Reference no: EM133068112
1) It's January 22, 2015. Your thinking of buying a corporate bond with a coupon rate of 0.47%, which matures on May 6, 2019. The appropriate yield to maturity is 0.58%. The bond has a face value of $1000 and pays interest semiannually. The next coupon will be paid in 104 days. What should be the invoice price (in $)?
2) which of the following are true about duration?
A) it's used used to assess a bonds risk.
B) it presents a weighted average of the time to each principal and coupon payment of a bond.
C) the duration of a zero-coupon bond is equal to its time to maturity.
D) it presents the effective average maturity of the bonds cash flow.
3) a corporate bond with annual coupon has a duration of 3.9 years and a yield to maturity of 4%. What is the relative change in the bonds price of yields increase by 40 basis points( give answer in decimal form up to 4 places) ?
4) A corporate bond has a 2 year maturity, of 6%, a face value of $1000 and pays coupons semiannually. The market interest rate for similar bonds is 0.075. The price of the bond is $972.61. What is the bonds duration? If yield falls by 0.8 percentage points, what is the expected bond price based on its duration( in $)? What is the actual bond price after the change in yields (in $)? What is the difference between the two new bond prices ( in absolute $)?

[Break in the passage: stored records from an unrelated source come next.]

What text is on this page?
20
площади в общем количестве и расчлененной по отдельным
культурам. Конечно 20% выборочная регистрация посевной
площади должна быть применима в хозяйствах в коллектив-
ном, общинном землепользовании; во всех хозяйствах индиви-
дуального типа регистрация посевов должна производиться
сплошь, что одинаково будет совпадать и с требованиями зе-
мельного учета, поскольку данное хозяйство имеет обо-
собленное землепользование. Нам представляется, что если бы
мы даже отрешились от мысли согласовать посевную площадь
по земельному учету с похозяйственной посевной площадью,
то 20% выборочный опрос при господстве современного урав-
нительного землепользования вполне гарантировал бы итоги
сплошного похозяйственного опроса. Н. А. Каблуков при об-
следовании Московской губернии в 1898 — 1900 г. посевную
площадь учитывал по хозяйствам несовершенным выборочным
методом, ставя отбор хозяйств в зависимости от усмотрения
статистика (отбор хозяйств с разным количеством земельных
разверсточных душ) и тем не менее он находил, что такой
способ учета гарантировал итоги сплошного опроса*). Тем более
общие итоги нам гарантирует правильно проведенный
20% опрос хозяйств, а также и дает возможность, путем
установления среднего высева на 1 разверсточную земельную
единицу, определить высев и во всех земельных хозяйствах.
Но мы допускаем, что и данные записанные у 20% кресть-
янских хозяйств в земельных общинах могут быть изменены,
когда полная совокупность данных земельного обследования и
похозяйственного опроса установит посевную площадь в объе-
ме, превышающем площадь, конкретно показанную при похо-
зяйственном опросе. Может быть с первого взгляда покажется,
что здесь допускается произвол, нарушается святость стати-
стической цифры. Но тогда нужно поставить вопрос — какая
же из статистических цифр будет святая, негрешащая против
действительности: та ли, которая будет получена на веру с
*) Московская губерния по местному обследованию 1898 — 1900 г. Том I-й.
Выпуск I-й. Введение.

5) which of the following is true about immunization?
A) It is an active bond management technique with the purpose of identifying undervalued bonds.
B)Tax swap is an example of an immunization strategy.
C) Its main purpose is to offset the price and reinvestment risk and to protect a fund's net worth from interest rate volatility.
D)Its main purpose is to protect net worth from exchange rate risk.
E) It is a strategy used in the forecasting of bond returns based on predictions of the yield curve at the end of the investment horizon.
You can used excel just write the functions.